I stopped at the famous Forton Services for painkillers and continued. The road had cleared of traffic, replaced by the snow. Which was beautiful, but also I realised, treacherous. Coming off the M6 there were no longer street lights, no road markings because of the snow, and I had no idea what this road was like, I’d never taken this route before, and it was midnight. Then I reached the section the road that was being resurfaced… which was very alarming…
Finally at two in the morning I reached Braithwaite village, tired, but elated at the journey, it had been a real challenge and adventure. On exiting the car I could hear an unexpected hiss coming from my car. A flat tyre… I dread to think what would have happened if I had been stranded out in the snowfall. I had made it to Braithwaite just in time.

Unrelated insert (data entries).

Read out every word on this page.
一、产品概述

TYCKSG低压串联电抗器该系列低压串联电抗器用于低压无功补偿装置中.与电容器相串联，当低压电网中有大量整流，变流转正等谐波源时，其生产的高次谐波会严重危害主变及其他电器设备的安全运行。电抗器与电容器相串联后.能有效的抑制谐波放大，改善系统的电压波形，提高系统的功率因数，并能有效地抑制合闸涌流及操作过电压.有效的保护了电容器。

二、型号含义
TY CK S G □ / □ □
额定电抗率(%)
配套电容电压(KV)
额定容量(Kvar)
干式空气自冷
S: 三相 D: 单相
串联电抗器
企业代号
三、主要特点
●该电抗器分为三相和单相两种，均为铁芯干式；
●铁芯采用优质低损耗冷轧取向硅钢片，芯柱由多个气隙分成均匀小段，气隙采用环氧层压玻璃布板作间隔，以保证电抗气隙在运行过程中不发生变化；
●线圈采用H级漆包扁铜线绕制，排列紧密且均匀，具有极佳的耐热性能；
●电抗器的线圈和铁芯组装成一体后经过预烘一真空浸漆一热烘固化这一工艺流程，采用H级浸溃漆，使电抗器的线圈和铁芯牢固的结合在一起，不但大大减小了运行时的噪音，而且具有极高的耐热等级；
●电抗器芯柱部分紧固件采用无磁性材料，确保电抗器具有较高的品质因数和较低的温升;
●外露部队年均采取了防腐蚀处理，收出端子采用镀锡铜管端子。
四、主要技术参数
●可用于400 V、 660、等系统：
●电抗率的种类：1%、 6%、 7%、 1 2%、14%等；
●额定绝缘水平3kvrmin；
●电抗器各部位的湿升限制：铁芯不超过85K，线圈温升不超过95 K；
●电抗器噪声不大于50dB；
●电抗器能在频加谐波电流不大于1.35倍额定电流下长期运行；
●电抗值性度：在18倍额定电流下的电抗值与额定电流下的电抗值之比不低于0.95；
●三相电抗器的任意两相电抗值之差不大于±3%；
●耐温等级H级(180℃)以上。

These three incidents, the snow, my tooth, and the tyre framed the rest of the visit. But also framed how I looked at the Lakes. My previous visit had been beautiful weather, and no obstructions. But now, I was keenly aware of the beauty of the landscape in the snow, but also it’s risks and demands.
I was unprepared. Whereas Penny and everyone else was fine. From the tread on their shoes, the quality of their clothes, the contents of backpacks, to their general fitness. A host of tiny adjustments that made it easy for people to function. This was how the Lakes shaped it’s inhabitants, and how they shaped themselves to live there.
We went on with our planned trips; we drove in Penny’s car, I took painkillers, I borrowed a better coat. We made a Fell ascent in the snow, visited Fort Crag mine, made a snowman for my son, and visited a Quarry, ‘Cathedral in the Rock’.
There, while we talked, a Robin calmly perched on the rocks and regarded us, barely two feet away. I considered how this Quarry was created by people reciprocally shaped by the Landscape. As they mined the mine changed how they lived. How then the quarry in disuse has become a tourist destination for sightseers and climbers, shaping them. Now, a Robin, having learned that the visitors here pose no threat, (and are probably a good bet for food) has been shaped too. One set of mutual adjustments after another.
Back at the cottage Penny lit a fire, Seamus basked in front of it, Ben our consultant Geologist came round to discuss the centre of the earth, and we ate and drank. Even here adjustments are made, how I light a fire, who I know, and what I know about Geology are all shifted in one short evening. I acclimatise to the Lakes, it changes me, and I welcome it.
P.S. My tooth is fine now, but that’s a story you don’t need to hear.